Yet again, the private sector could be crowded out of the credit market as government turns to domestic borrowing to cover gap left by the World Bank, a move likely to slow down growth, writes ALON MWESIGWA.
Ugandans will find it hard to borrow if government chooses to get money from the domestic market to fill the gap left by the World Bank’s recent cash freeze, a Bank of Uganda official has warned.
Appearing on Capital Gang radio show last Saturday, Thomas Bwire, a senior principal banking officer at BOU, said: “Their [World Bank’s] getting out implies [government] will put more pressure on the domestic borrowing.”
Ironically, the development lender’s concern is that Uganda has failed to absorb most of the money the former has advanced to it. The bank announced last week that it had decided to stop new lending to Uganda, as it reviews ongoing projects.
“The World Bank group took a decision to withhold new lending to Uganda effective August 22, 2016 while reviewing the country’s portfolio in consultation with the government of Uganda,” it said in a statement last week. It asked “Ugandan authorities to address the outstanding performance issues in the portfolio, including delays in project effectiveness, weaknesses in safeguards monitoring and enforcement, and low disbursement.”
As of April 2016, the World Bank’s Uganda portfolio included 17 national active operations with a $2.1bn commitment, according to a statement on WB’s website. The suspension will not affect ongoing projects. The government announced in the 2016/17 budget that it would only borrow Shs 600bn domestically this year.
This was deliberate to allow the private sector borrow more and shower up growth. When government borrows a lot domestically, most banks rush to lend to it instead of giving money to private businesses and individuals because it offers no risk.
But it also means interest rates, currently averaging 23 per cent, are likely to remain high for the risky borrowers. Previously, government domestic borrowing has always hovered around Shs 1.4tn.
According to BOU, credit growth in the first half of 2016 averaged 3.9 per cent, compared to 9.6 per cent in the same period of 2015.
And when private businesses aren’t borrowing, it slows down the economy’s growth. In a speech to ministers and ambassadors at a government retreat in Munyonyo recently, Matia Kasaija, the finance minister, said Uganda will grow at 4.8 per cent this financial year, lower than the earlier projected five per cent. It grew at 4.6 per cent last financial year.
Kasaija told The Observer that issues ranged from expensive credit to unfavourable weather conditions, which hamper this financial year’s growth. The World Bank’s 2016 Uganda economic update, released in July, said the country was not getting value for money on investments on most public projects over the past decade. It added that this will not transform the country into a middle-income status soon.

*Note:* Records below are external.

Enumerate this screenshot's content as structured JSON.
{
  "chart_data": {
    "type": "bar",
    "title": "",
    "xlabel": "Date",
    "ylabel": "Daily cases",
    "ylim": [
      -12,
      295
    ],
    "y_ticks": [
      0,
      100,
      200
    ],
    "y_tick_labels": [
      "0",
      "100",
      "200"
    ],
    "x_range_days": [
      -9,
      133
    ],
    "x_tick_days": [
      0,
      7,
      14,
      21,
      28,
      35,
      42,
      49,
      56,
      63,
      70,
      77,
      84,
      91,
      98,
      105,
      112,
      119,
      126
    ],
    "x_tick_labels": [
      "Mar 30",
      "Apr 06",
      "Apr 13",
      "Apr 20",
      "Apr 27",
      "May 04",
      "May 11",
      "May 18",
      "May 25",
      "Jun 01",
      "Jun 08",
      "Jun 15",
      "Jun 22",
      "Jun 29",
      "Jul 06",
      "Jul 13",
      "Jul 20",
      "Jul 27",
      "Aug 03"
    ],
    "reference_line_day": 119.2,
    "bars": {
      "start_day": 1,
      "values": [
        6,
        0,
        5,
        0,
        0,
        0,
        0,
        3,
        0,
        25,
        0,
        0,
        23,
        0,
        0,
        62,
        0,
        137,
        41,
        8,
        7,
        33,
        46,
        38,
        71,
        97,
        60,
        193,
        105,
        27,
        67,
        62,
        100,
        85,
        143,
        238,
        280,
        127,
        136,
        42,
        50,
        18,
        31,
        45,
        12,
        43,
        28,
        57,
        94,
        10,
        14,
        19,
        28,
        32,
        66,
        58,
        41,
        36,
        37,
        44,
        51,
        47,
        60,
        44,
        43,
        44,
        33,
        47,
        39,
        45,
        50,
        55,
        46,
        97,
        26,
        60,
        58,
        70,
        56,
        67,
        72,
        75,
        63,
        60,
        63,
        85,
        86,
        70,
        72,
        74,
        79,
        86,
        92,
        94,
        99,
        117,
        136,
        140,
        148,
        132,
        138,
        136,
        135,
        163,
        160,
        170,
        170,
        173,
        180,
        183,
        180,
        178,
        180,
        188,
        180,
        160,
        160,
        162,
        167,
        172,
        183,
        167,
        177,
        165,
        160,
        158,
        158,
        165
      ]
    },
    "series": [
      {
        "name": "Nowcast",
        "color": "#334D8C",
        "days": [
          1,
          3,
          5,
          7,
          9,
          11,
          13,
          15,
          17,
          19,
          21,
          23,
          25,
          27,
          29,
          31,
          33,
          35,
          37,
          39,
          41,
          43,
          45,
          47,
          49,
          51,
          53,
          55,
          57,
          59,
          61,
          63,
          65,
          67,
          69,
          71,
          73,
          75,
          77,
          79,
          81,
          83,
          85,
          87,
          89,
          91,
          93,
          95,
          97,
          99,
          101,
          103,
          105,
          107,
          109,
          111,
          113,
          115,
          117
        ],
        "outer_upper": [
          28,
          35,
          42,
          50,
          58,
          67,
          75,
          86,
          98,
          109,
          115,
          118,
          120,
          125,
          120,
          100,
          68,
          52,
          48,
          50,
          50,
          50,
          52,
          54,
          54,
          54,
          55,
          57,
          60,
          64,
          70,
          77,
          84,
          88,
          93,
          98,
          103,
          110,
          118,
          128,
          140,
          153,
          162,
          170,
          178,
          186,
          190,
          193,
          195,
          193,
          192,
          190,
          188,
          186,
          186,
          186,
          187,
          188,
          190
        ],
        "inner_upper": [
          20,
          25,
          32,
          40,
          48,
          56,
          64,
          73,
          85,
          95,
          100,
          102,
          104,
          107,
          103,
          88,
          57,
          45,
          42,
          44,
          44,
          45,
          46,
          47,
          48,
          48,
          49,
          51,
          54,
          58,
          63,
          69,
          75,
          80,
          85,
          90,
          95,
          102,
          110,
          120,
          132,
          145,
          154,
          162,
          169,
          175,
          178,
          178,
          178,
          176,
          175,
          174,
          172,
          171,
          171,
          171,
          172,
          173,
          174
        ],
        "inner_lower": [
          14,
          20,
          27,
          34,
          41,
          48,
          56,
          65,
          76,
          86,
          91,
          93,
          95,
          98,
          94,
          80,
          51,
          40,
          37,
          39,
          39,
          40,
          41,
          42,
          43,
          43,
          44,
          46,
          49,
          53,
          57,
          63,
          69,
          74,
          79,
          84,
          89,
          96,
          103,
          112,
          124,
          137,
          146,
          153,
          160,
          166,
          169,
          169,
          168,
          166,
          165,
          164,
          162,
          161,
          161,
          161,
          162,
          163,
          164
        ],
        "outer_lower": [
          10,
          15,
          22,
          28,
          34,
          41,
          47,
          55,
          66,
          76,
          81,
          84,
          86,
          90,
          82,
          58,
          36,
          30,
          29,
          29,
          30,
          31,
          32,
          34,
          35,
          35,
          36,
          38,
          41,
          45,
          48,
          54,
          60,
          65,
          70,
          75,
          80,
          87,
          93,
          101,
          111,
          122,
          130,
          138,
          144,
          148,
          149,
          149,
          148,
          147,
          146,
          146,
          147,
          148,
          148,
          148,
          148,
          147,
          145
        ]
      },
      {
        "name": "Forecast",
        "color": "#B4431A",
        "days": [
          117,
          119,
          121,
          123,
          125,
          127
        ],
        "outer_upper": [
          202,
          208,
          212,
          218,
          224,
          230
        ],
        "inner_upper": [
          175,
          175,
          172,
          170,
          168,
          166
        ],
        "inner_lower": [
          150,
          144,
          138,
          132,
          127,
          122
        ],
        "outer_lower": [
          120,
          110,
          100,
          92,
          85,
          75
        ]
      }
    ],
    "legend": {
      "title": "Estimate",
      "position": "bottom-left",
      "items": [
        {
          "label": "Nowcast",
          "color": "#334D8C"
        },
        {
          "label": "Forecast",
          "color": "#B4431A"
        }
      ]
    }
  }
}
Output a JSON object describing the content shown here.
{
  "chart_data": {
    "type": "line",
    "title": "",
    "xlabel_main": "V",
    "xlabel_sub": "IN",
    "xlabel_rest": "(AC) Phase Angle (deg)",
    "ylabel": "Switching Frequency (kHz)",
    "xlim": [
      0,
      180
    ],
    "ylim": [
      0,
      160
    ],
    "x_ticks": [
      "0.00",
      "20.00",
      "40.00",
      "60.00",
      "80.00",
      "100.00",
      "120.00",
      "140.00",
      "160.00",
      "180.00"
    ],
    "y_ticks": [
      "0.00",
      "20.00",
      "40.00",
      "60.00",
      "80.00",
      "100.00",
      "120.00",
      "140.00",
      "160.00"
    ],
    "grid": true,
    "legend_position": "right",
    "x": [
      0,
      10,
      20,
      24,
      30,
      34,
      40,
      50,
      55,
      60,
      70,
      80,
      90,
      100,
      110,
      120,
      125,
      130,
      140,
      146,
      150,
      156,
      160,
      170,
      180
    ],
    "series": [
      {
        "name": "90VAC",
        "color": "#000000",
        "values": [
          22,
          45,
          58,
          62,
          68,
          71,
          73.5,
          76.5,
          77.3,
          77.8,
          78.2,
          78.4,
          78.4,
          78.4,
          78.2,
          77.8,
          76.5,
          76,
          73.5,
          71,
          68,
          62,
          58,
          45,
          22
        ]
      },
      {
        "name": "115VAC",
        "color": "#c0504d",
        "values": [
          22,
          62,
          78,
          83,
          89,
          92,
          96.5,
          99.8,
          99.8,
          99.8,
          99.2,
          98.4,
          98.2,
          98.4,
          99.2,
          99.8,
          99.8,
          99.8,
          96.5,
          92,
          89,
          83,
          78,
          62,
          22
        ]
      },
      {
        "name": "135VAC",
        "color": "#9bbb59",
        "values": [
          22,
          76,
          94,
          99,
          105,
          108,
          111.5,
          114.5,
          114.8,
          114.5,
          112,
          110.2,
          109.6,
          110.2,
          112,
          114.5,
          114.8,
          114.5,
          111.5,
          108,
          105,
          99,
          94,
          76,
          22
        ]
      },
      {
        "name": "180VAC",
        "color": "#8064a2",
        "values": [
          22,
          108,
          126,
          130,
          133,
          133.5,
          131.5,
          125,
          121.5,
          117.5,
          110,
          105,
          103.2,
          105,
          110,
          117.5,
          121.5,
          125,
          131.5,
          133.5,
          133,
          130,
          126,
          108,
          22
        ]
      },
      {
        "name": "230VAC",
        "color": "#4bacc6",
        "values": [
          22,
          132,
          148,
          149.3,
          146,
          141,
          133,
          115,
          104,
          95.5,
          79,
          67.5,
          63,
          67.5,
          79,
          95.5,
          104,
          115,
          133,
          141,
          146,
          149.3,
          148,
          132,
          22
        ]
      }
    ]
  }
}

The WB said Uganda’s projects were characterized by “endemic delays in implementation, cost overruns, and corruption means that sometimes projects come twice the original cost.”
Some of the projects are given as political gifts and no thorough assessment is done.
Christina Malmberg Calvo, the World Bank Uganda country manager, said: “Over the past decade, for every shilling invested in the development of Uganda’s infrastructure, less than a shilling [about 70 per cent of a shilling] of economic activity has been generated. That’s not good and will not translate into a transformed middle-income country anytime soon.”
While Uganda continues to borrow, billions of shilling from other lenders remain unconsumed, yet taxpayers continue to pay interest. In the 2014/15 auditor general’s report, out of 73 loans assessed, 15 were at zero absorption, while 58 were performing below 20 per cent.
When he appeared before the parliament’s Public Accounts Committee (PAC) Secretary to the Treasury Keith Muhakanizi blamed procurement gaps and inefficiency in ministries for the low absorption rate.
He said “Uganda was the worst in Africa” when it came to loans absorption.
President Museveni said at the Munyonyo retreat that ministries fail to use the money because “officials wand enjawulo [kickbacks]”.
Government officials deliberately delay to implement some projects as they buy time in a bid to profiteer from them.